So for the first step we define the properties that are exhibitted by the 4 cards :
The average powere level of all 4 cards be p: x,y,z,w so (x+y+z+w)/4 = p
and the cards can be split into two pairs each of which also has an average of power level of p:
(x+y)/2 = p , (z+w)/2 = p
Can you hint me where I should go from here?
On
Feel free to stop reading at any moment if you want to try it by yourself.
Suppose you have taken the cards $x,y,z,w$ with $\frac{x+y+z+w}{4}=p$ and suppose they satisfy your property. Then there are two of these cards such that their average is also $p$. Suppose those two cards are $x$ and $y$. Then $\frac{x+y+z+w}{4}=\frac{x+y}{2}\Leftrightarrow\frac{2x+2y-x-y-z-w}{4}=0\Leftrightarrow x+y-z-w=0\Leftrightarrow x+y=z+w$. Therefore your property is equivalent to the following one: from the four cards $x,y,z,w$ there are at least two of them whose sum is equal to the sum of the other two (obviously if there are two cards satisfying this property, the other two satisfy it too).
Then you can ask yourself how many sums you can make with two cards. Well, the least one has to be $101+102=103$ and the greatest one $199+200=399$, and it is easy to see that you can get any number in between, so there are $197$ possible sums. But, in how many ways can you take $2$ cards from the $21$ you have?
The answer is ${21\choose 2}=210$. Then by the Pigeonhole Principle there is at least two pairs of cards that have the same sum (why?). Let these two pairs be $\{x,y\}$ and $\{z,w\}$ (I use set notation because order isn't important).
It could seem like we are done, since our four cards would be $x,y,z,w$, but let's stop for a minute: what happens if $x=z$? Then we actually wouldn't have four cards, so that wouldn't be a valid answer. The same goes for $x=w$, $y=z$ or $y=w$. Clearly we can't have $x=y$ or $z=w$, since we have chosen pairs of distinct elements.

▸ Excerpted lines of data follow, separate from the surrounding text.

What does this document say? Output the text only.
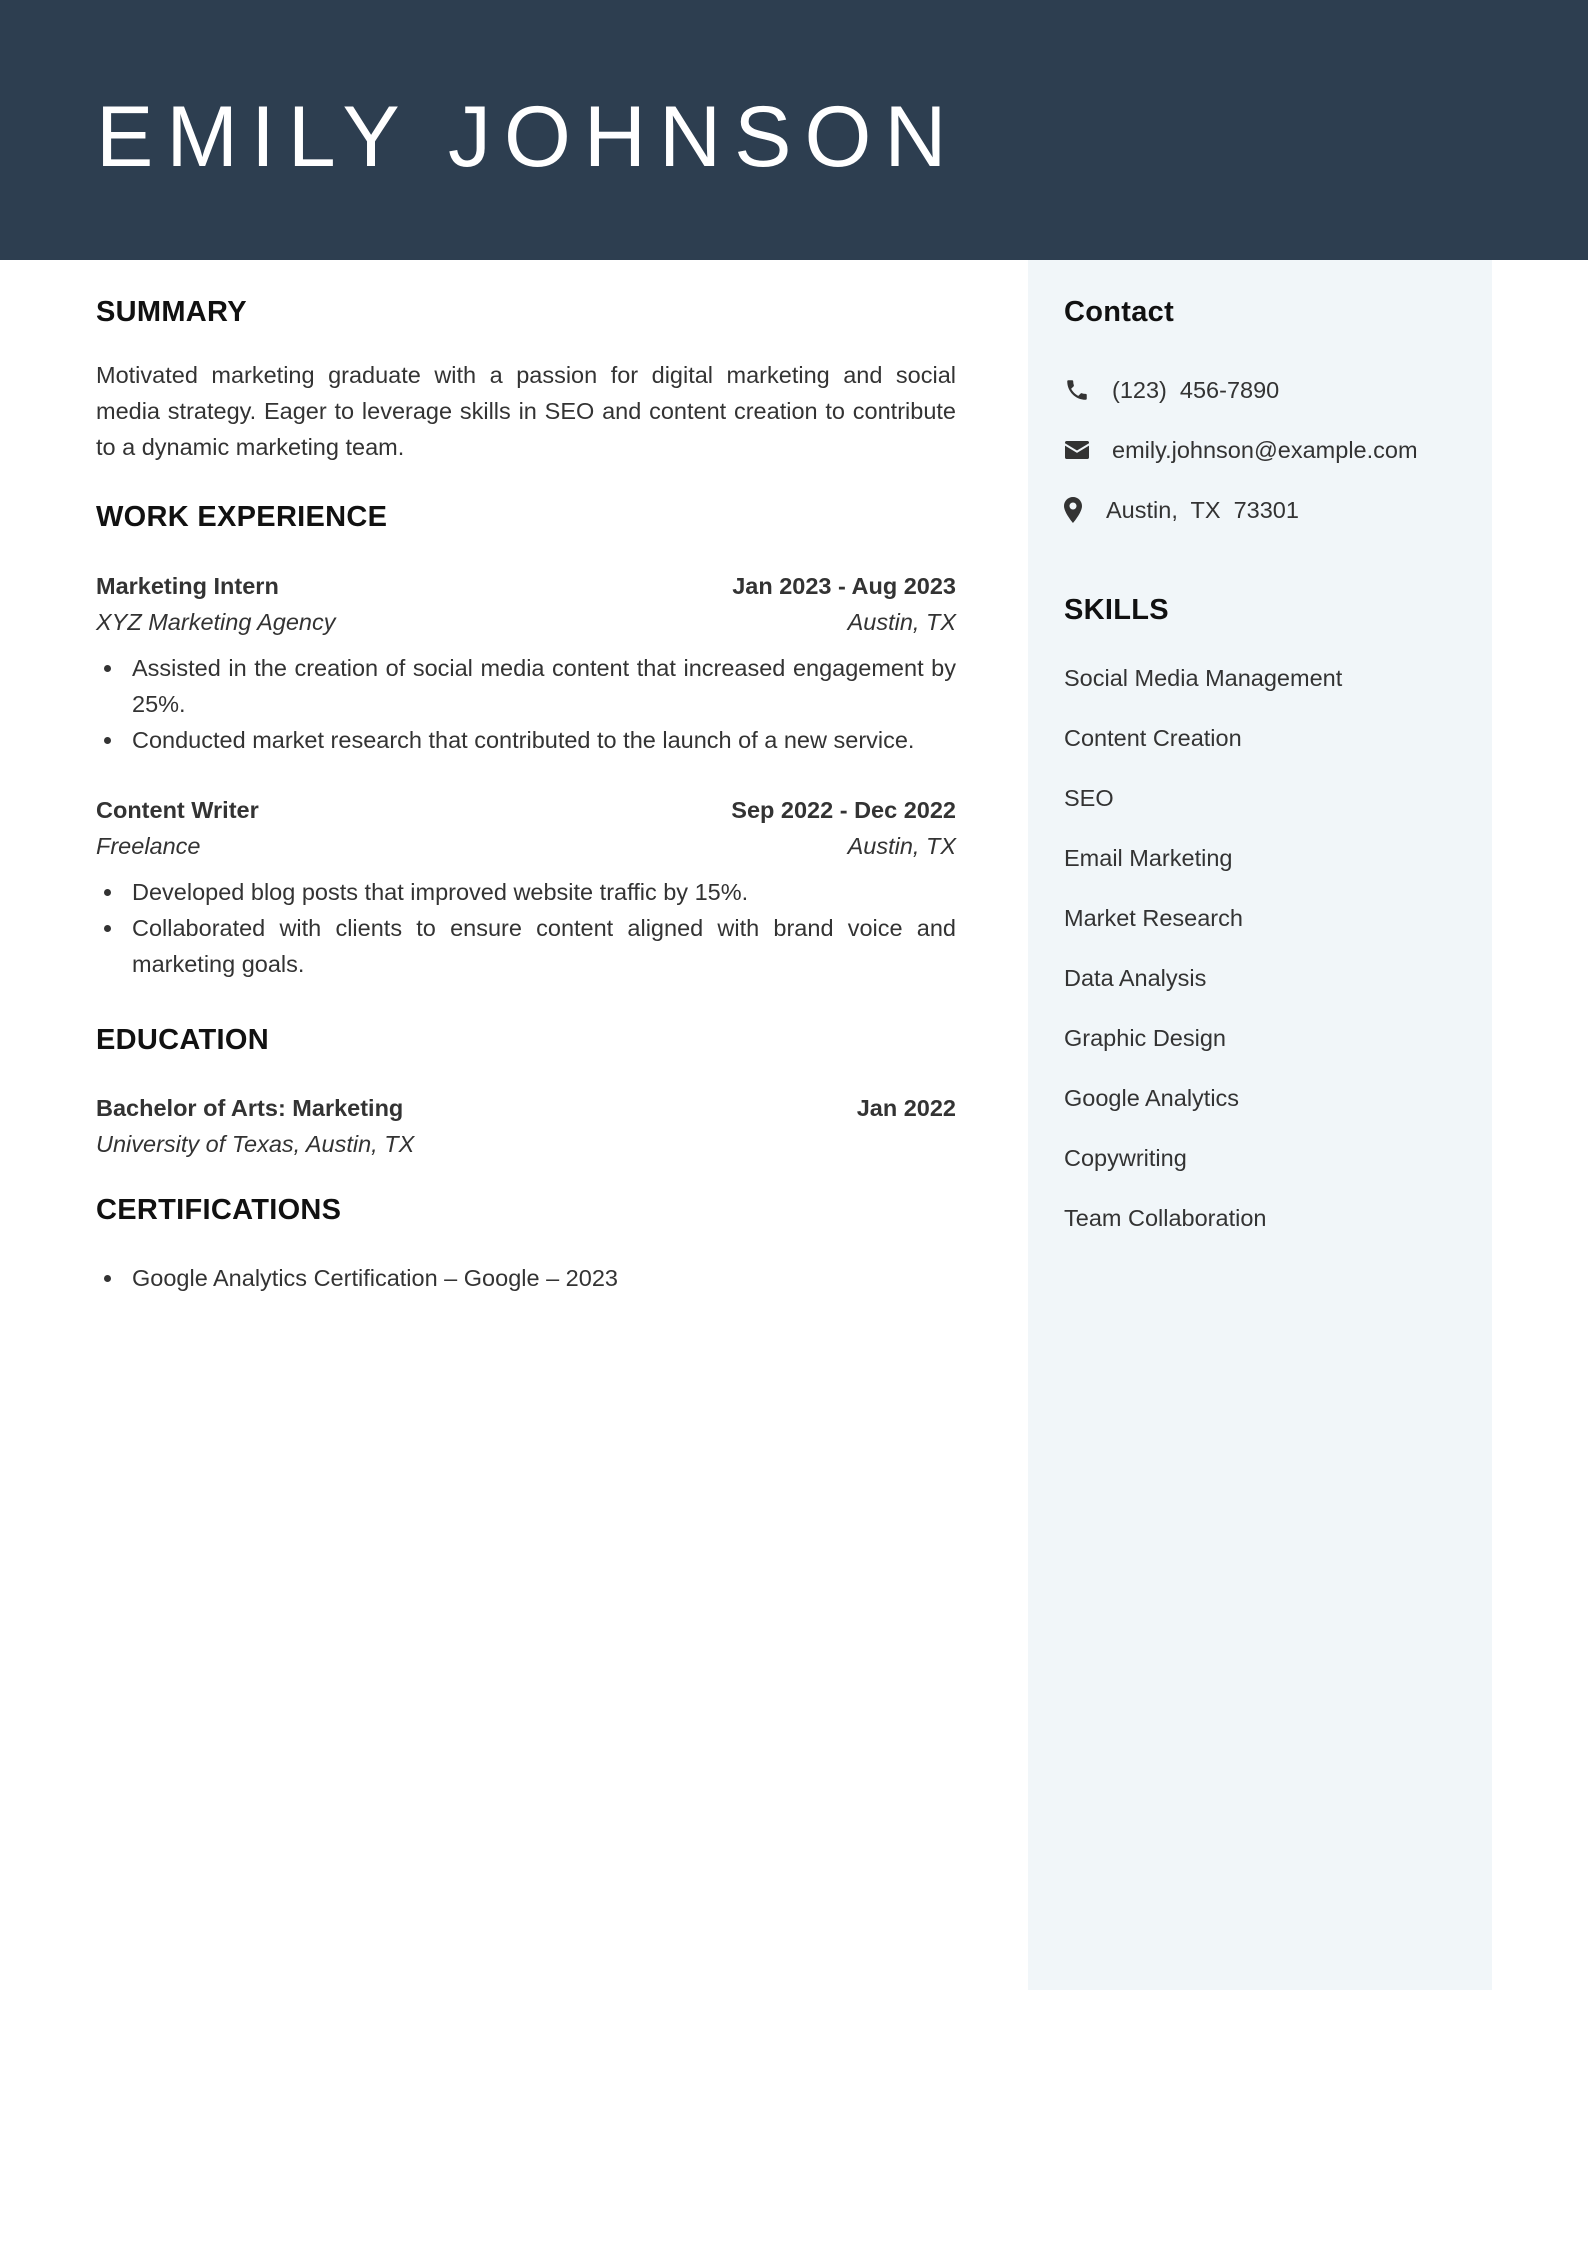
EMILY JOHNSON
Contact
(123)  456-7890
emily.johnson@example.com
Austin,  TX  73301
SKILLS
Social Media Management
Content Creation
SEO
Email Marketing
Market Research
Data Analysis
Graphic Design
Google Analytics
Copywriting
Team Collaboration
SUMMARY

Motivated marketing graduate with a passion for digital marketing and social media strategy. Eager to leverage skills in SEO and content creation to contribute to a dynamic marketing team.

WORK EXPERIENCE
Marketing Intern	Jan 2023 - Aug 2023
XYZ Marketing Agency	Austin, TX
Assisted in the creation of social media content that increased engagement by 25%.
Conducted market research that contributed to the launch of a new service.
Content Writer	Sep 2022 - Dec 2022
Freelance	Austin, TX
Developed blog posts that improved website traffic by 15%.
Collaborated with clients to ensure content aligned with brand voice and marketing goals.
EDUCATION
Bachelor of Arts: Marketing	Jan 2022
University of Texas, Austin, TX
CERTIFICATIONS
Google Analytics Certification – Google – 2023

WLOG assume $x=z$. We have shown that $\{x,y\}$ and $\{z,w\}$ are two different pairs of cards with the same sum, so $x+y=z+w$. But, if $x=z$, then we have $y=w$ and consequently $\{x,y\}=\{z,w\}$. This can't happen, since they were different pairs of cards. Therefore $x\neq z$ (we could show similarly $x\neq w$, $y\neq z$ and $y\neq w$).
So they really were four different cards satisfying that the sum of two of them is equal to the sum of the other two. We are done.
HINT: Suppose that $\{x,y,z,w\}$ is such a set of four cards, and $x<y<z<w$; then it must be the case that $x+w=y+z=2p$. (Why?) This means that there are positive $a$ and $b$ such that $x=p-a$, $w=p+a$, $y=p-b$, and $z=p+b$. (Why?) And that means that $y-x=a-b=w-z$. (It also means that $z-x=w-y$.)
Suppose that Victor’s $21$ cards are $c_1,c_2,\ldots,c_{21}$, where $c_1<c_2<\ldots<c_{21}$. For $k=1,\ldots,20$ let $d_k=c_{k+1}-c_k$.